Drone pupae extract enhances Hanwoo myosatellite cell function for cultivated meat production

Abstract

In this study, we analyzed effects of drone pupae aqueous extract powder (DEP) on proliferation and differentiation of Hanwoo myosatellite cells (HSC). Results of amino acid, vitamin, and mineral analysis of drone pupae revealed the presence of branched-chain amino acids, Glu, essential amino acids, vitamins B6, C and Mg, K, and so on. Additionally, drone pupae were shown to have an antioxidant ability. HSC were cultured for proliferation by adding 0, 10, 100, 200, and 400 μg/mL DEP to the medium. As a result of MTS analysis, DEP increased the proliferation capacity of HSC, with cell viability being significantly higher after treatment with DEP, especially when DEP was used at 100 μg/mL (p < 0.05). To measure the differentiation ability of HSC, 0 and 100 μg/mL DEP (CON, D100) were added to the medium, and cells were cultured. Myotube formation was confirmed through images using immunofluorescence staining. Fusion index and myotube area in the D100 were higher than those in the CON (p < 0.01). DEP promoted differentiation ability and myotube formation by increasing the expression of MYH2, MYOG, and DES genes and MYH2 and DES proteins in HSC. Additionally, in HSC differentiation culture, proteome expression intensity was higher in D100 than in CON. Proteins upregulated in the D100 group included Myosin, IL18, MYO1D, and so on. In conclusion, characteristics of various components present in DEP could improve the proliferation and differentiation ability of HSC. This suggests that drone pupae can be used as a functional substance to enhance muscle growth.

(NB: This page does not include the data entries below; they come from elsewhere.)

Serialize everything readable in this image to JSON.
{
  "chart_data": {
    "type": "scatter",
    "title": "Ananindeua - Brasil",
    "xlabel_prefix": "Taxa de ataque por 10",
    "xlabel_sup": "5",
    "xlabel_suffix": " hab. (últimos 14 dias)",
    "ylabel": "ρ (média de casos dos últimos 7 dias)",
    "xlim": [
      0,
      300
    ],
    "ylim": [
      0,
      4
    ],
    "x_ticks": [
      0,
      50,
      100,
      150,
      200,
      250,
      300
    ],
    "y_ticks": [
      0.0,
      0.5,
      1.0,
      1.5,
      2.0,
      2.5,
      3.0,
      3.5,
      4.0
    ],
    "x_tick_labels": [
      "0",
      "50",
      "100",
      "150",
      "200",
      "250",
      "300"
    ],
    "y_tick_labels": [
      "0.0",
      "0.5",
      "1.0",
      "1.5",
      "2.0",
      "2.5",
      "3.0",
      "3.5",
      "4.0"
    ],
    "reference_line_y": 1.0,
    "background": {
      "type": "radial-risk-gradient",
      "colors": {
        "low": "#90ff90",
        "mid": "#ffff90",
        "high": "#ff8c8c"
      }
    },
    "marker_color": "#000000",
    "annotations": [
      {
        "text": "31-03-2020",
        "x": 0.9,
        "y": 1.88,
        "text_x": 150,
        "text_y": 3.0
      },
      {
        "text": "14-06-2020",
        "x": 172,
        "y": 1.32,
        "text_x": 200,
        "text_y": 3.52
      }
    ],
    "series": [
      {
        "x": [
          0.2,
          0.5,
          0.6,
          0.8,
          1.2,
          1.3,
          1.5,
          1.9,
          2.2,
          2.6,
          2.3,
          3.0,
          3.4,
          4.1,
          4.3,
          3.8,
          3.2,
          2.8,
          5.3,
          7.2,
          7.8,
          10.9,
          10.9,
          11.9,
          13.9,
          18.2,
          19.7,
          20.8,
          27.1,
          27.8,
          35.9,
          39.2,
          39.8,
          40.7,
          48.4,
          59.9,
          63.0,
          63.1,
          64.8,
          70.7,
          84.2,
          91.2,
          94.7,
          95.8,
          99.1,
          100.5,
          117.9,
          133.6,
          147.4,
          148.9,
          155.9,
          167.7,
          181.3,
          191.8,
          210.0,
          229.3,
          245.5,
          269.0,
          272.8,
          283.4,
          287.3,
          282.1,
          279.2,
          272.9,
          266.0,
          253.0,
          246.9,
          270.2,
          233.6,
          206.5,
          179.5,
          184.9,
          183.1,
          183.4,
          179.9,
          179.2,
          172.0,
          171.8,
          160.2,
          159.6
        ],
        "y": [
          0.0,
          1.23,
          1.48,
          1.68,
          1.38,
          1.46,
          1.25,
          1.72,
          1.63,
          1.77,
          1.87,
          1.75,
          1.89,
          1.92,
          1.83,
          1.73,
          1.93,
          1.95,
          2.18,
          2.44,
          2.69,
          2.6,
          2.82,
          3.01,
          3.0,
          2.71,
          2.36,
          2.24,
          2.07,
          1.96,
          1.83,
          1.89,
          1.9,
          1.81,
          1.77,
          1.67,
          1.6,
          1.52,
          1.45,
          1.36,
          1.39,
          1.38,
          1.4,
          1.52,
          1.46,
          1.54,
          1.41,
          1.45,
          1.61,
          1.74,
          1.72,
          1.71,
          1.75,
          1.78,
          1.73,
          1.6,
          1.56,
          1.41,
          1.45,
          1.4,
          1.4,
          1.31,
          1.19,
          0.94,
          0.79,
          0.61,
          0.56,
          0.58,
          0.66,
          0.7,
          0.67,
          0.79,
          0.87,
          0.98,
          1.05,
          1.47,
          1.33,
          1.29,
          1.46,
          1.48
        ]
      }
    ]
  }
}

Keywords: Cultivated meat; Differentiation; Drone pupae extract; Functional substance; Hanwoo myosatellite cell; Proliferation.

Fig. 1.. Drone pupae extract powder manufacturing process.

Fig. 2.. Cytotoxic effects of drone pupae extract powder against H2O2-induced oxidative stress in Hanwoo myosatellite cells.

HSC were treated with 700 μM H₂O₂ for 1 h after treatment with DEP (0, 10, 100, 200, and 400 μg/mL) for 24 h. Cell viability was determined by MTS assay. ^a,bDifferent superscripts indicate statistically significant differences (p < 0.05). CON, no addition; DEP, drone pupae extract powder.

Fig. 3.. Experimental results of Hanwoo myosatellite cell proliferation include (A) images of control and treatment groups after 5 days (×40) and (B) MTS assay results showing cell viability after 1, 3, and 5 days of culture.

CON, no addition; D10, DEP 10 μg/GM 1 mL; D100, DEP 100 μg/GM 1; D200, DEP 200 μg/GM 1 mL; D400, DEP 400 μg/GM 1 mL. ^a,bDifferent superscripts indicate statistically significant differences (p < 0.05). DEP, drone pupae extract powder.

Fig. 4.. (A) Representative images of nuclei and myosin of each treatment group after 4 days of differentiation of Hanwoo myosatellite cells according to the concentration of drone pupae extract powder in DM (x10, scale bar 100 μm), (B) images of control and treatment groups after 4 days of differentiation (×40), and (C) the fusion index and myotube area of immunofluorescence-stained Hanwoo myosatellite cells.

CON, no addition; D100, DEP 100 μg/DM 1 mL. **p < 0.01. DEP, drone pupae extract powder.

Fig. 5.. Expression levels of (A) MYH2, MYOG, and DES genes assessed using RT-q-PCR, with ACTB acting as the housekeeping gene for normalization.

Following this, (B) expression levels of MYH2 and DES proteins in Hanwoo myosatellite cells were determined by Western blot analysis. Subsequently, (C) western blot results of Hanwoo myosatellite cells were validated based on band intensities, with ACTB serving as the housekeeping protein for normalization. CON, no addition; D100, DEP 100 μg /DM 1 mL. **p < 0.01, ***p < 0.001. RT-qPCR, reverse transcription and quantitative polymerase chain reaction; DEP, drone pupae extract powder.

Fig. 6.. Heat maps showing clustering of differentially expressed proteins in terms of intensity based on comparative proteomic analysis.

CON, no addition; D100, DEP 100 μg /DM 1 mL.